6 Demonstran Plaza 89 Diciduk Polisi
Selasa, 28 Feb 2006 19:30 WIB
Jakarta - Apes. Mungkin inilah yang dirasakan 6 orang demonstran di Plaza 89, Kuningan, Jakarta Selatan. Saat demo akan berakhir, mereka justru diciduk polisi.Penangkapan ini terjadi di depan Plaza 89, Jl HR Rasuna Said, Kuningan, Jaksel, Selasa (28/2/2006) pukul 17.30 WIB. Saat itu, polisi gencar meminta para demonstran untuk membubarkan diri sebelum pukul 18.00. Tiba-tiba, beberapa personel polisi yang tidak memakai pakaian dinas langsung menarik sejumlah demonstran ke pinggir jalan. Mereka yang diciduk adalah Islah (Kontras), Wahyu (LSAD), Ari Arianto (Solidaritas aceh-Papu), Awing (PBHI) dan Ridho (PBHI) dan Ruis.Merasa dirinya akan ditangkap, mereka pun meronta-ronta meminta dilepaskan. Namun, bukannya dilepas, malah beberapa polisi membantu mengamankan para pendemo itu. Meski ada sejumlah rekannya ditangkap polisi, ratusan pendemo seakan tidak peduli.
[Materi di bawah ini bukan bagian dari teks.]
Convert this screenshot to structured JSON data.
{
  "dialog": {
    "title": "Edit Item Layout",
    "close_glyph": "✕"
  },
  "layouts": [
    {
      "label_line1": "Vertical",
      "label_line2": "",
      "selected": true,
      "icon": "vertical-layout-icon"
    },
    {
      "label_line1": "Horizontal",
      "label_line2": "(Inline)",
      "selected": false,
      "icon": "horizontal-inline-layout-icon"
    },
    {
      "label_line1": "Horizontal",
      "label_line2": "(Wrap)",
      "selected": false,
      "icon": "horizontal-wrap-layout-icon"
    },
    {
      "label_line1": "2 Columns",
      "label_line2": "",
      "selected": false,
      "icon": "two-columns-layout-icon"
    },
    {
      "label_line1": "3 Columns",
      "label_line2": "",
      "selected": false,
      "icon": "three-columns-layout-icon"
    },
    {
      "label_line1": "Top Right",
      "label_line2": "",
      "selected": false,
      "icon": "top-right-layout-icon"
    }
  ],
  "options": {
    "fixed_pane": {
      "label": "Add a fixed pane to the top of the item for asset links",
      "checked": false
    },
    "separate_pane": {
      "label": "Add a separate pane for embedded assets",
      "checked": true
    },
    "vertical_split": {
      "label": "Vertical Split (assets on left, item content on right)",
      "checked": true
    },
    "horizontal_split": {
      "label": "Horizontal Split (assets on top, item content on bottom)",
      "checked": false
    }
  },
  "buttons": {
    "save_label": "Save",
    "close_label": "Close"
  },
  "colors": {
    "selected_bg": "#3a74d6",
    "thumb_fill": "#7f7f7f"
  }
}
Mereka tetap serius menyanyikan lagu-lagu rohani. Kapolres Jaksel, Kombes Pol Wiliardi, mengaku tidak tahu menahu mengenai aksi penangkapan itu. "Polisi hanya akan menangkap orang yang bersalah saja," ujarnya diplomatis. Beberapa polisi yang enggan disebut namanya mengatakan 6 orang tersebut ditangkap atas dugaan memprovokasi massa berbuat anarkis.Unjuk Rasa Berakhir DamaiSetelah dibujuk berulang kali, 200-an peserta demo akhirnya mau membubarkan diri. Mereka sebelumnya bersikukuh ingin bertahan di depan gedung, tempat PT Freeport mengantor ini. Setelah ada negosiasi yang cukup lama, mereka pun mengakhiri aksinya."Kalian bisa ke sini besok dan akan kami kawal," ujar Wiliardi melalui pengeras suara. Pihak kepolisian sendiri menyiapkan 3 truk dan 2 bus berukuran sedang untuk mengangkut para pendemo. Namun, sebagian besar menolak dan memilih jalan kaki menuju Kantor Walhi di kawasan Mampang Prapatan, Jaksel. Hanya 1 unit truk saja yang digunakan massa. Alhasil, arus lalu lintas dari arah Mampang menuju Menteng padat merayap. Sebab, hanya ruas jalur cepat saja yang bisa digunakan. Sedangkan jalur lambat dikuasai oleh para pendemo yang melakukan aksi jalan kaki.